First, we apply HTODemux to this dataset.
library(Seurat)
emlmo.obj <- CreateSeuratObject(counts = emlmo.hash.count)
emlmo.obj[["HTO"]] <- CreateAssayObject(counts = emlmo.hash.count)
emlmo.obj <- NormalizeData(emlmo.obj, assay = "HTO", normalization.method = "CLR")
emlmo.obj <- HTODemux(emlmo.obj, assay = "HTO", positive.quantile = 0.99)We then randomly select 30 cells that are assigned as MULTI_4 singlets by CMDdemux but as doublets or negatives by HTODemux.
emlmo.extra.multi4 <- intersect(rownames(emlmo.cmddemux.assign)[which(emlmo.cmddemux.assign$demux_global_class == "MULTI_4")], names(emlmo.obj$HTO_classification.global)[which(emlmo.obj$HTO_classification.global %in% c("Negative", "Doublet"))])
set.seed(2026)
barcode.random.idx1 <- sample(1:length(emlmo.extra.multi4), 30, replace = FALSE)Next, we use CheckAssign2DPlot to examine these 30 cells.
CheckAssign2DPlot(emlmo.hash.count, emlmo.gex.count, emlmo.md.mat, cmddemux.assign = emlmo.cmddemux.assign, check_barcodes = emlmo.extra.multi4[barcode.random.idx1], check_barcode_size = 3)
The randomly selected cells are shown as blue squares. Most of them fall within the singlet region, indicating that they should be classified as singlets.
These cells can also be visualized using CheckAssign3DPlot.
CheckAssign3DPlot(emlmo.hash.count, emlmo.gex.count, emlmo.md.mat, cmddemux.assign = emlmo.cmddemux.assign, check_barcodes = emlmo.extra.multi4[barcode.random.idx1])In the 3D plot, the 30 randomly selected cells are shown as blue points, and most are again located in the singlet region, further supporting the CMDdemux assignments.
We then examine droplets assigned as doublets by HTODemux but as singlets by CMDdemux.
Thirty such cell barcodes are randomly selected, as shown below.

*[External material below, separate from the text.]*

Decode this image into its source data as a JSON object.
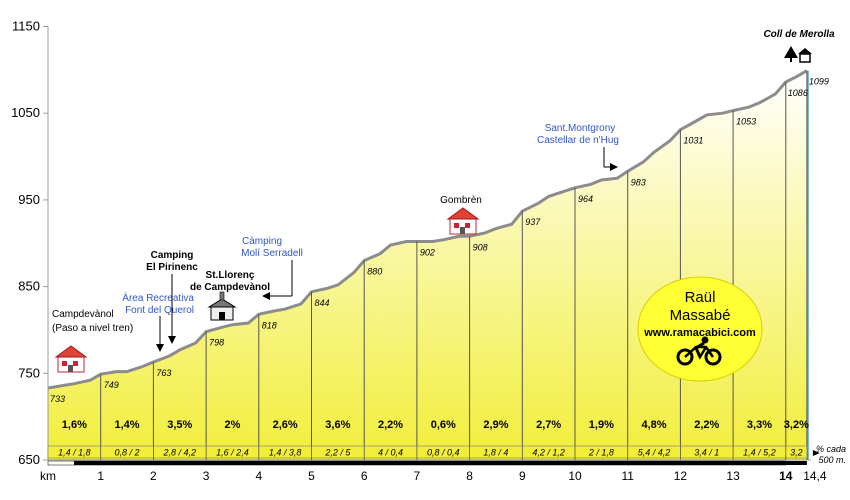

emlmo.extra.doublet <- intersect(rownames(emlmo.cmddemux.assign)[which(emlmo.cmddemux.assign$global_class == "Singlet")], names(emlmo.obj$HTO_classification.global)[which(emlmo.obj$HTO_classification.global == "Doublet")])
set.seed(2026)
barcode.random.idx2 <- sample(1:length(emlmo.extra.doublet), 30, replace = FALSE)CheckAssign2DPlot(emlmo.hash.count, emlmo.gex.count, emlmo.md.mat, cmddemux.assign = emlmo.cmddemux.assign, check_barcodes = emlmo.extra.doublet[barcode.random.idx2], check_barcodes_col = "green", check_barcode_size = 3)
Using CheckAssign2DPlot, the selected cells appear as green squares in the plots. Most lie in the singlet region, suggesting that they should be demultiplexed as singlets.
CheckAssign3DPlot provides a similar visualization.
CheckAssign3DPlot(emlmo.hash.count, emlmo.gex.count, emlmo.md.mat, cmddemux.assign = emlmo.cmddemux.assign, check_barcodes = emlmo.extra.doublet[barcode.random.idx2], check_barcodes_col = "green")In the 3D plot, the 30 cells appear as green points and largely overlap with the singlet population, further supporting that these droplets should be classified as singlets rather than doublets, thereby validating the CMDdemux results.